Otedola is accused of appointing close associates to strategic roles within the bank, thereby sidelining checks and balances. The most contentious issue is his reported preference for a N360 billion private placement of shares, a move seen by stakeholders as a means to tighten his grip on the bank.

Critics argue that a rights issue or public offer would provide a fairer opportunity for all shareholders, avoiding the perceived risk of turning First Bank into a personal asset.

The Battle for Ownership

The tussle for control at FBN Holdings extends beyond Otedola.

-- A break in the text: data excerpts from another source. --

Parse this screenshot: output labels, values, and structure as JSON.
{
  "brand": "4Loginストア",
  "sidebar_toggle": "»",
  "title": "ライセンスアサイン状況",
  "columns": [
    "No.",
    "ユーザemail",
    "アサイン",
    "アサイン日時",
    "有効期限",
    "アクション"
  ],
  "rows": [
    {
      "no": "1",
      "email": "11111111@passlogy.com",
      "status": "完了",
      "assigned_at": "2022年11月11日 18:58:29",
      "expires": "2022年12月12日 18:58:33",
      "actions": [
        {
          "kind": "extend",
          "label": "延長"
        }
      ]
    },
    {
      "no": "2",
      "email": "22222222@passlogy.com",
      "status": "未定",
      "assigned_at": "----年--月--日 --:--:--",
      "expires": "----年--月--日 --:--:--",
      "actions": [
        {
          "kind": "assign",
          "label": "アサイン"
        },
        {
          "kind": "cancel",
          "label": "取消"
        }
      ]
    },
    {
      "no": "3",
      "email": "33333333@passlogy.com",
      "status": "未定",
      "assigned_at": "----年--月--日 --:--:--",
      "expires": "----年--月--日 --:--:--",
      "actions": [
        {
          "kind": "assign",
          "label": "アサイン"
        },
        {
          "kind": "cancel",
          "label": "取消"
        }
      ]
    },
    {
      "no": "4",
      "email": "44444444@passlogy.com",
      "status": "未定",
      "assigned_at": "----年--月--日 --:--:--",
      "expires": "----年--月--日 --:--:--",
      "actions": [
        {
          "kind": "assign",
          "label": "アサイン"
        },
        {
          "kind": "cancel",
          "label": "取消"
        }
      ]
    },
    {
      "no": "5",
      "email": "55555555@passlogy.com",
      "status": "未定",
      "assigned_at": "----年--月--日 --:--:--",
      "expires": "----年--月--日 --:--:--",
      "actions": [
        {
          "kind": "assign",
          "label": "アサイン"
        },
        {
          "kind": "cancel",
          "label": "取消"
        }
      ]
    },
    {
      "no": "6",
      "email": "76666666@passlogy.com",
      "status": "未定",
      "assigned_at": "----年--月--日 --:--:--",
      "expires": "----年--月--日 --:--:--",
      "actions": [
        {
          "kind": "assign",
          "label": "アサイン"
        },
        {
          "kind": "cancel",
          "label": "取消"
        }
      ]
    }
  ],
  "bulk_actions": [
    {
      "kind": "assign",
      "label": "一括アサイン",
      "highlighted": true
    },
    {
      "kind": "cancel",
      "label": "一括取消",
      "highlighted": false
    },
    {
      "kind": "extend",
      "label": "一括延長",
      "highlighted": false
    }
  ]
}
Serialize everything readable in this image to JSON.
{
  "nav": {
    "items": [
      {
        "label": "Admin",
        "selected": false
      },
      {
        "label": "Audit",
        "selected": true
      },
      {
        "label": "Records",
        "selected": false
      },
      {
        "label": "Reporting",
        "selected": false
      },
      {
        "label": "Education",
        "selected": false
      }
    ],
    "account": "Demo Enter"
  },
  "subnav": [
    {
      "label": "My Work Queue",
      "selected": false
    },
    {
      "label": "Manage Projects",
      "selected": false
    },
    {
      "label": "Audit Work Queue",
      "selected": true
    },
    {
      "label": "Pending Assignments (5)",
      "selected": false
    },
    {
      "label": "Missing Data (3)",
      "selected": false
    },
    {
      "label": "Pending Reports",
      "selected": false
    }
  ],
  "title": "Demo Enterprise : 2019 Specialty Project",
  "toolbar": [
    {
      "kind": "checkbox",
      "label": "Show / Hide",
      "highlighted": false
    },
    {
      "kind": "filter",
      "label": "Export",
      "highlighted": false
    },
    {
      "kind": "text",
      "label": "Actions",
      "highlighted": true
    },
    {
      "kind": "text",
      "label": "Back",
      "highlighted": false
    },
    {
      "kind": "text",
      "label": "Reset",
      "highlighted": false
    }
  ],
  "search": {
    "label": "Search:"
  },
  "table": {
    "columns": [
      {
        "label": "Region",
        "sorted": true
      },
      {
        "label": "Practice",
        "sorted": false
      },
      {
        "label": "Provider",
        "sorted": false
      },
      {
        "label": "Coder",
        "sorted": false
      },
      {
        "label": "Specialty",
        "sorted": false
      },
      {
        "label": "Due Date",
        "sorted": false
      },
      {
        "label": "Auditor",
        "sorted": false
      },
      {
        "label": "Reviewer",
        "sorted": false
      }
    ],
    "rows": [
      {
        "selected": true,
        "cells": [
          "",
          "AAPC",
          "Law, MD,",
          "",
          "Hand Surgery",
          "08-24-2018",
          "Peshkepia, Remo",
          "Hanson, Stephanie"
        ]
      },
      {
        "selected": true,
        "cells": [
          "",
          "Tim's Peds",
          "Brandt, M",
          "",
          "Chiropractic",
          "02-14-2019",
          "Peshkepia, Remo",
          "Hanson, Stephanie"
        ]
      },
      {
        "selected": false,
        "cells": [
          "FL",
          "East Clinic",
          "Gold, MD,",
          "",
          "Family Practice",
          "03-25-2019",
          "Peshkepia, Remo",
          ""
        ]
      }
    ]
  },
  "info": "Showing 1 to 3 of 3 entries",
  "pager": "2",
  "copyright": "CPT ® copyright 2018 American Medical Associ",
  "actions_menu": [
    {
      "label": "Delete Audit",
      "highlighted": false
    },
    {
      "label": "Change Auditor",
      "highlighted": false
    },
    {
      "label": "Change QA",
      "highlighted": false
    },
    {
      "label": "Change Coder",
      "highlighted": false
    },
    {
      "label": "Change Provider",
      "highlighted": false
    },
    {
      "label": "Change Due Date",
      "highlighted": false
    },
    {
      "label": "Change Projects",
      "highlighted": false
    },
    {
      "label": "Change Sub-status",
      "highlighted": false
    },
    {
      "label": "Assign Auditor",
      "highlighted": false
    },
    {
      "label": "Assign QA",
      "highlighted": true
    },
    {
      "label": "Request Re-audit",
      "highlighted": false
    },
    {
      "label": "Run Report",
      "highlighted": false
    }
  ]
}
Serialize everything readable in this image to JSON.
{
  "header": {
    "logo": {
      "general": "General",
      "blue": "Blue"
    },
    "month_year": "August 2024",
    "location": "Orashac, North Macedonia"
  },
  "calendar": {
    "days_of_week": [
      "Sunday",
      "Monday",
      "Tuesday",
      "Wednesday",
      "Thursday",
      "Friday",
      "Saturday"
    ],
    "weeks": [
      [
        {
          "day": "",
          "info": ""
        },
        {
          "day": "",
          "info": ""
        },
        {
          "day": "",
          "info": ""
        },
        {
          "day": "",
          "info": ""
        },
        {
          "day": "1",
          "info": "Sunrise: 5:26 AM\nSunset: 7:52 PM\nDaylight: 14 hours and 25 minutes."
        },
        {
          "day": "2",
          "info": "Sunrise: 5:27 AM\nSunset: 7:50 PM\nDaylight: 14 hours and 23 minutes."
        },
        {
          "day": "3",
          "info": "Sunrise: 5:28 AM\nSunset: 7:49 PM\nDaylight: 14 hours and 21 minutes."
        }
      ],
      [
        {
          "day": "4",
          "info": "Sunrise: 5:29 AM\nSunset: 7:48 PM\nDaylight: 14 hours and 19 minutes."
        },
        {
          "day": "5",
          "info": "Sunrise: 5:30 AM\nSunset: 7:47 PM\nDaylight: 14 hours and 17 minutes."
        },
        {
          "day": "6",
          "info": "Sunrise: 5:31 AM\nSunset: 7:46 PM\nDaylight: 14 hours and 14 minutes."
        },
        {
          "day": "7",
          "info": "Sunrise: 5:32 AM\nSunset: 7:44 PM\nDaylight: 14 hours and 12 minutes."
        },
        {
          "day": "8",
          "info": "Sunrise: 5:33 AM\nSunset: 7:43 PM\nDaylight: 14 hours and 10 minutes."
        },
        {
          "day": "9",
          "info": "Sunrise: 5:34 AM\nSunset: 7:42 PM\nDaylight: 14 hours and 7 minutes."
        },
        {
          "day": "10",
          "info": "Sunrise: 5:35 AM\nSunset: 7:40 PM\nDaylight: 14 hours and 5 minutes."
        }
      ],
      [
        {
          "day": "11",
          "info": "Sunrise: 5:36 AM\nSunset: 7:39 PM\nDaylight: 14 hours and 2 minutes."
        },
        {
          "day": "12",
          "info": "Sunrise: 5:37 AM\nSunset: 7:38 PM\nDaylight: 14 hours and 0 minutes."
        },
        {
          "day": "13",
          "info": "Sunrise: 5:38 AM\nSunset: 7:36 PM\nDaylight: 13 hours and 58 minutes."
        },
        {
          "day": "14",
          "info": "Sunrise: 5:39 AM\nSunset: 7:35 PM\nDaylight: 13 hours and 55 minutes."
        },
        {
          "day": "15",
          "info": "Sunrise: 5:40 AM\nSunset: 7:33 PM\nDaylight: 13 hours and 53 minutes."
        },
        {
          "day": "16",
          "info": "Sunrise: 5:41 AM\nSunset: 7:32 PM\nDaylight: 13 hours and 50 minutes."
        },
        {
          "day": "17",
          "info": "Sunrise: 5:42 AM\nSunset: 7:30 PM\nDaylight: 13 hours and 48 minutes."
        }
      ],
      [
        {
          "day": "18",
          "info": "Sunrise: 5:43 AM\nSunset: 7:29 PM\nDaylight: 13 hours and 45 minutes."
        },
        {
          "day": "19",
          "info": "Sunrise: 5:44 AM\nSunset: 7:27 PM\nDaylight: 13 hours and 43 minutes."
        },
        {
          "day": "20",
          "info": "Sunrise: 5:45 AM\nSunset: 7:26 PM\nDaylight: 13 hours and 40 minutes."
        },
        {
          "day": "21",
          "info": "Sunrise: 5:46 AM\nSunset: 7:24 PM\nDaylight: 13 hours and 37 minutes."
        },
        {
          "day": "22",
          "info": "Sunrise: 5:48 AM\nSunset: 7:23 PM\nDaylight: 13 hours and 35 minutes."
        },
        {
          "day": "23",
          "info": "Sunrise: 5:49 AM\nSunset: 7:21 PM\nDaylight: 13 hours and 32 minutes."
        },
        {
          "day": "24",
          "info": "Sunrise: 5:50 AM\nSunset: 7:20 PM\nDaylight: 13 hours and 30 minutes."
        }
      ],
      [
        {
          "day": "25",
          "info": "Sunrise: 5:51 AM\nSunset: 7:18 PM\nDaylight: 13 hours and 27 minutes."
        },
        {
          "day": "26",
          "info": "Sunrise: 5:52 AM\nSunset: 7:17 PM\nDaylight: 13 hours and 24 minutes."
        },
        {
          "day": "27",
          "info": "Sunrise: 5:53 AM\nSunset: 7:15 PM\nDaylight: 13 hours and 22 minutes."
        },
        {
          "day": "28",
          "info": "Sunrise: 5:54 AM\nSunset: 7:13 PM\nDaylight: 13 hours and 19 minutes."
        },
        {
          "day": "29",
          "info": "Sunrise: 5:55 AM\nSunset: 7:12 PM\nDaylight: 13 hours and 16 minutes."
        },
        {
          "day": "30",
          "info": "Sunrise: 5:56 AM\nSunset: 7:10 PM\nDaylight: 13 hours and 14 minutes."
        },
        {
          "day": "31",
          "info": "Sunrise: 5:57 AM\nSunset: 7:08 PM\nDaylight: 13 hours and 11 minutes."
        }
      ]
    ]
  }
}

Barbican Capital, affiliated with the Oba Otudeko-led Honeywell Group, claims to be the single largest shareholder, holding a 15.01% stake, as confirmed by the Central Securities Clearing System (CSCS).

However, FBN’s audited financial statements for 2023 placed Otedola as the largest shareholder with a 9.41% stake, a figure that has reportedly grown with subsequent acquisitions. Barbican Capital has filed a lawsuit against FBN Holdings, alleging misrepresentation of its stake in the financial institution.

The allegations highlight concerns about the concentration of power in Otedola’s hands, which some shareholders fear undermines corporate governance principles. This has raised red flags about transparency and the bank’s long-term stability.

In a major shake-up, First Bank recently laid off 100 senior staff as part of its restructuring plan for 2025. Critics claim this move was orchestrated by Otedola to pave the way for loyalists, further consolidating his influence within the institution.

A Crossroad for First Bank Holdings

The stakes are high for First Bank Holdings as it navigates this turbulent period. The outcome of the EGM will set the tone for its future, determining whether Otedola retains control or shareholders succeed in their call for his removal.

Beyond leadership disputes, the crisis highlights deeper issues within Nigeria’s corporate landscape, including the need for robust governance frameworks and equitable shareholder representation.